There's a long, awkward silence. It lasts maybe a minute. She toys with her spoon. Swallows. Coughs once, discreetly, then turns to go, swinging one leg down to touch the ground.

"Tess don't go."

Said just like that -- no punctuation, no inflection, nothing at all. But it's enough to make her stay.

Slowly, slowly, she looks up and meets Isabel's eyes.

And Isabel is smiling. A real smile, the first one Tess has seen since that day in the caves. She looks...happy. It looks good on her. Temptress to goddess in three easy seconds, and all you need to do is smile.

"Tess," she says again, "don't go. Please." And she rests her hand atop the smaller girl's. It's warmer, and smoother, and makes Tess wonder briefly if every part of her is as warm and smooth. It's looking more and more like she's going to get the chance to find out.

"Why not?" She's going to make Isabel squirm a little. Make her earn this. God knows she's had to sit through enough internal monologues lately to savor the blush that trails across the taller girl's face.

It doesn't linger, though. "Because you haven't tried any of the Double Chocolate Chip," she murmurs, spooning a bite into her own mouth.
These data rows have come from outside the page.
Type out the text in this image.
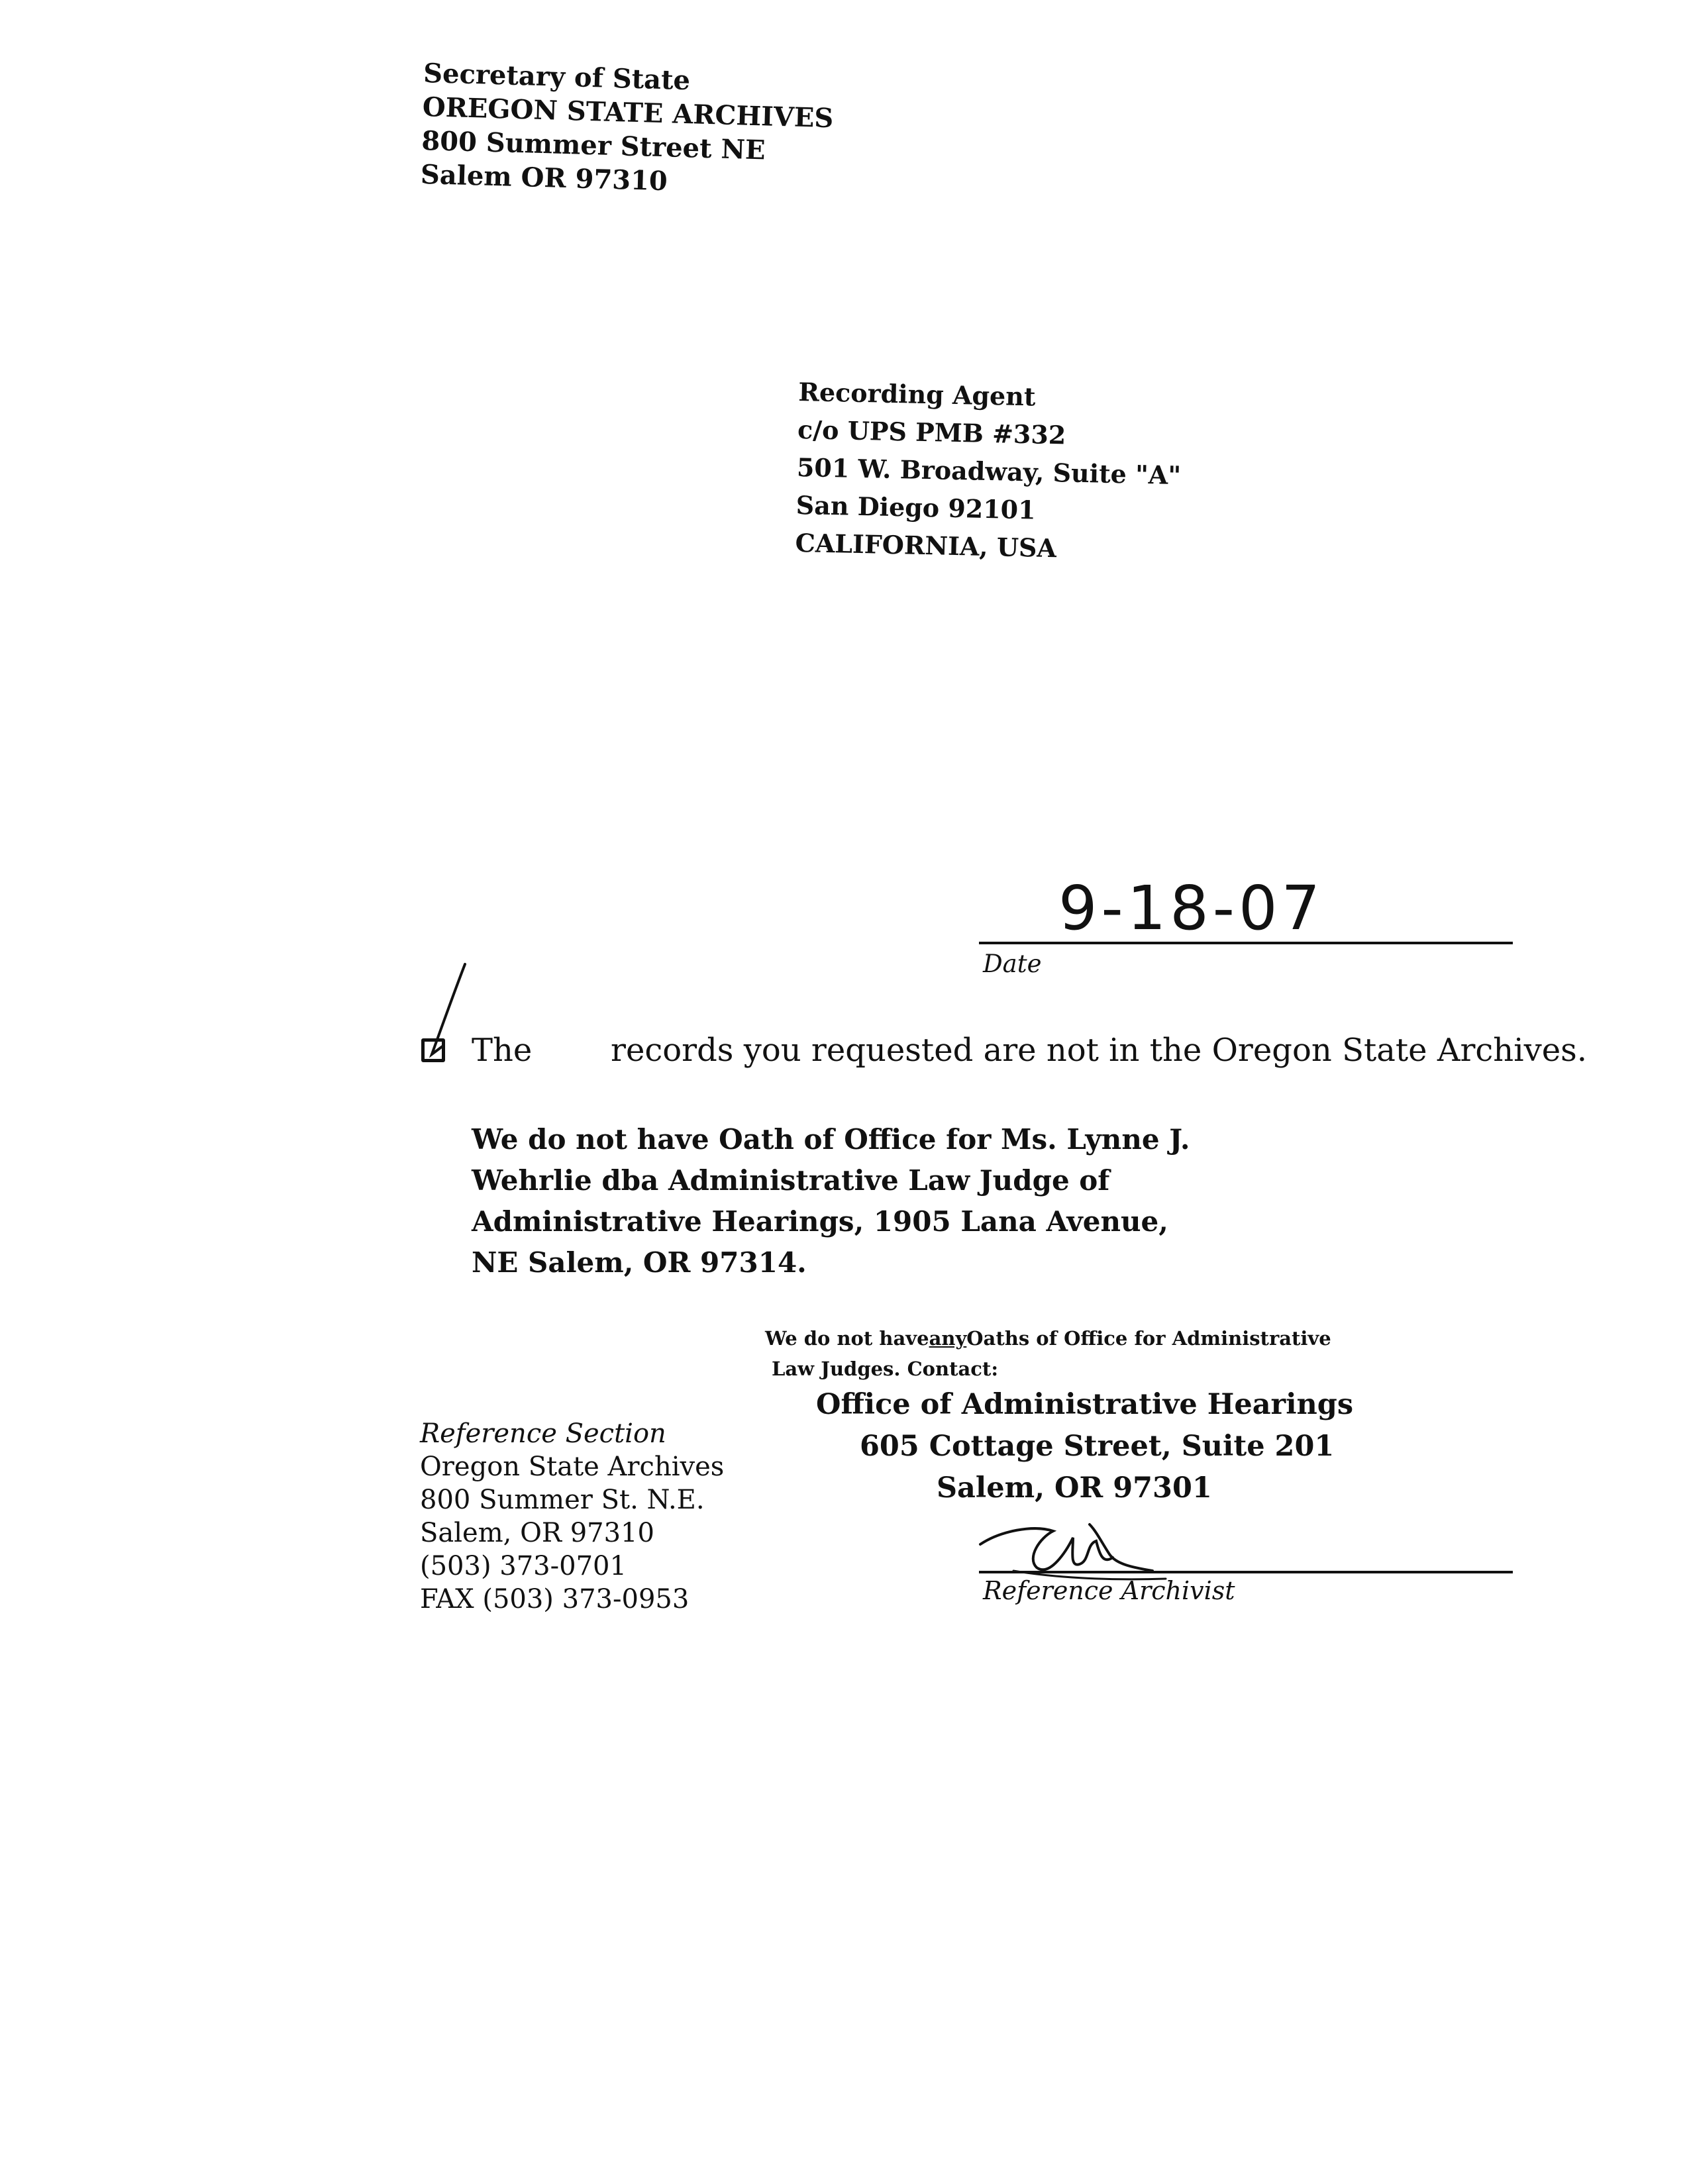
Secretary of State
OREGON STATE ARCHIVES
800 Summer Street NE
Salem OR 97310
Recording Agent
c/o UPS PMB #332
501 W. Broadway, Suite "A"
San Diego 92101
CALIFORNIA, USA
9-18-07
Date
The records you requested are not in the Oregon State Archives.
We do not have Oath of Office for Ms. Lynne J.
Wehrlie dba Administrative Law Judge of
Administrative Hearings, 1905 Lana Avenue,
NE Salem, OR 97314.
We do not haveanyOaths of Office for Administrative
Law Judges. Contact:
Office of Administrative Hearings
605 Cottage Street, Suite 201
Salem, OR 97301
Reference Section
Oregon State Archives
800 Summer St. N.E.
Salem, OR 97310
(503) 373-0701
FAX (503) 373-0953	Reference Archivist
The spoon bumps her lower lip, leaving a few errant grains of blue sugar on that perfect, perfect lip.

Oh, tonight is going to be sweet. Maybe tomorrow morning, while Isabel's sprawled across her four-poster bed (nothing but the best for the King and Queen, and won't he be surprised when he learns he's been using all those oh-so-useful tricks on the King's sister instead?), she'll sneak downstairs and make her eggs. She can do that, at least.

But for now, Tess just takes another bite of her Triple Caramel Chunk and swallows, feeling creamy smoothness slide down her throat. Wonders if the goddess sitting next to her will taste better.

Leans forward, licks the sugar from her lover's lip, and grins.